Wayne Hale retired from NASA in 2010 after a 32-year career that included making the go/no-go decisions on 41 space shuttle missions and overseeing the agency’s return-to-flight efforts after the 2003 Columbia accident.
Today he leads the human spaceflight practice at Special Aerospace Services, a Boulder, Colorado-based consultancy that counts Lockheed Martin, Sierra Nevada Corp., and United Launch Alliance among its clients. He also writes on his blog about his NASA experience, including close calls on other shuttle missions. He serves, in effect, as the conscience of the agency, offering reminders of just how difficult human spaceflight can be.
One the eve of NASA’s annual Day of Remembrance, Hale offered some advice from Apollo 1, Challenger and Columbia: “The lesson to take away here is not to give up. If it is unsafe say so. If overruled, appeal.”
On making the call to stop a launch: Back in the days when I was the flight director, there were plenty of times when I was the guy, along with my weatherman or one or two other folks, that had to stand up and say, “We are not going to do this.”
It is hard to stop the train. What is really hard is the third or fourth day in a row where you’ve had repeated difficulties and everybody is getting really tired of showing up at whatever time it is in the middle of the night to be in the [Kennedy Space Center Launch Control Center’s] Firing Room getting ready for a launch and yet again something is not right.

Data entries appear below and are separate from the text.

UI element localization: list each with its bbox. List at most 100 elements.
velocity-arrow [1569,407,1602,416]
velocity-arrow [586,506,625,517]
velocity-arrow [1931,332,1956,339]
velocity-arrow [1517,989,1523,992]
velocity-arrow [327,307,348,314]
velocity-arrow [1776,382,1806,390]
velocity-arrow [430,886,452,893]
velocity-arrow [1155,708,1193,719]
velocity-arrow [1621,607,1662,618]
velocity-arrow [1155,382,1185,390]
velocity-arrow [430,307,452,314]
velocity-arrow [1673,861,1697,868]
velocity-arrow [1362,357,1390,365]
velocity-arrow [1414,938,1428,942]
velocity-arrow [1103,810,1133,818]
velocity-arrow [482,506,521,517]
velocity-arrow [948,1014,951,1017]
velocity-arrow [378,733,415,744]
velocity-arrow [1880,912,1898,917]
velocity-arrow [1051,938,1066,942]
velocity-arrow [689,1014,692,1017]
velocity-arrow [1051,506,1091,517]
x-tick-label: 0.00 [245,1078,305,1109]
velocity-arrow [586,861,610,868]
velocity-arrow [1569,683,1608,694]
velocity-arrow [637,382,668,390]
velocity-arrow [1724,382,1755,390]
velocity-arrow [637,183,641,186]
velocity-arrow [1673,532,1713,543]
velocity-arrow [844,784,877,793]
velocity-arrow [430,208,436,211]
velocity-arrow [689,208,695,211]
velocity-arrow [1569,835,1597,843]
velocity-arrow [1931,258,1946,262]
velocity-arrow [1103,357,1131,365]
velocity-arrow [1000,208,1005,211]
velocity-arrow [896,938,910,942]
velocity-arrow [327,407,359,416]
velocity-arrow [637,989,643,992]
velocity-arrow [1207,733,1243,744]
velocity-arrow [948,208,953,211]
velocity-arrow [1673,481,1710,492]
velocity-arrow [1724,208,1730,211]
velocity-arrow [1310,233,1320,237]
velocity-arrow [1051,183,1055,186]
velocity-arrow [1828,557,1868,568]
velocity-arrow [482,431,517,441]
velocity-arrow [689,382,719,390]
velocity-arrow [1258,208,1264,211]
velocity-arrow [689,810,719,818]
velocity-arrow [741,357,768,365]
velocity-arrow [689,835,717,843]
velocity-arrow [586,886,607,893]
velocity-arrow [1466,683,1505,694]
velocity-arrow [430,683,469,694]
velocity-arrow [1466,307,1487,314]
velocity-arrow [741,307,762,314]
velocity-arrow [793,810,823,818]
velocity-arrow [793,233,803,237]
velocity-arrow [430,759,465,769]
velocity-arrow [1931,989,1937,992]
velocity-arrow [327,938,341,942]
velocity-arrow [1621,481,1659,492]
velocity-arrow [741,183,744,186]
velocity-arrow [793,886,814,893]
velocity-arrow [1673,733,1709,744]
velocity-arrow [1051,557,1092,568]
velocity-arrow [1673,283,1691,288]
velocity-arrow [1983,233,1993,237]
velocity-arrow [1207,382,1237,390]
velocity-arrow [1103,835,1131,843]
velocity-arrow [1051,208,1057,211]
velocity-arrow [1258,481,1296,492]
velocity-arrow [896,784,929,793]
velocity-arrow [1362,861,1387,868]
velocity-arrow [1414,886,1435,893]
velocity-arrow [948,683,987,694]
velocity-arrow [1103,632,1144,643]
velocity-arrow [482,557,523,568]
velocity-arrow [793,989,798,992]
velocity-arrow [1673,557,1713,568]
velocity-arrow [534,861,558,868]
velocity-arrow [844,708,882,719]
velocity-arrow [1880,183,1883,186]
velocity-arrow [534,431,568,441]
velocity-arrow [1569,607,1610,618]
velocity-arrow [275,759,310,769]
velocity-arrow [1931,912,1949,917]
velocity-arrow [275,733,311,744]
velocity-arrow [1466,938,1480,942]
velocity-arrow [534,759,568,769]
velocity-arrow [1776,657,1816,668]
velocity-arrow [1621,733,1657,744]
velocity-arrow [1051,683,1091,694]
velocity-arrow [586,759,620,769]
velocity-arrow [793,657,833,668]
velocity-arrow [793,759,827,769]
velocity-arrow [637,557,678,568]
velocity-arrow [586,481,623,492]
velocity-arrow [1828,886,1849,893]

That is one of the aspects of Challenger. They went through so many launch scrubs on that flight and on the one preceding it. People were tired and said, “Can’t we just fly this thing?” You have to guard against that. Every time has to stand on its own merits. You are either good to go or you are not. It doesn’t matter how many times it takes.
On voicing dissent: They tried to implement changes after Challenger and it kind of wore off or didn’t take. We made a concerted effort after Columbia to encourage dissenting opinions and listen to people that had concerns. I know that worked well through the end of shuttle. Of course I’m retired now, but I do keep in close touch with people in the agency and they tell me that dissenting opinions are still elicited and listened to, at least in the human spaceflight part of the organization. I would think it is easier now. Whether or not you can actually prevent a tragedy, you never know. It’s a very low margin [for error] business.
On the importance of not forgetting Challenger and Columbia: It will be sometime before NASA is back in the business of launching people into space again. I hope the folks on that day remember those lessons.
With at least a decade between the end of the space shuttle and Orion’s first crewed mission, it might be a different group of people making the decisions.
Commercial crew certainly will fly before 2021, but it will have been a long time since NASA has been in charge of a rocket that flies. How many people will have changed out of the workforce? We need to keep those lessons alive.
I’m in the middle of reading ‘Truth, Lie and O-rings,’ Allan McDonald’s book. .. It is striking how those people were shut down. I really believe that would not happen today.”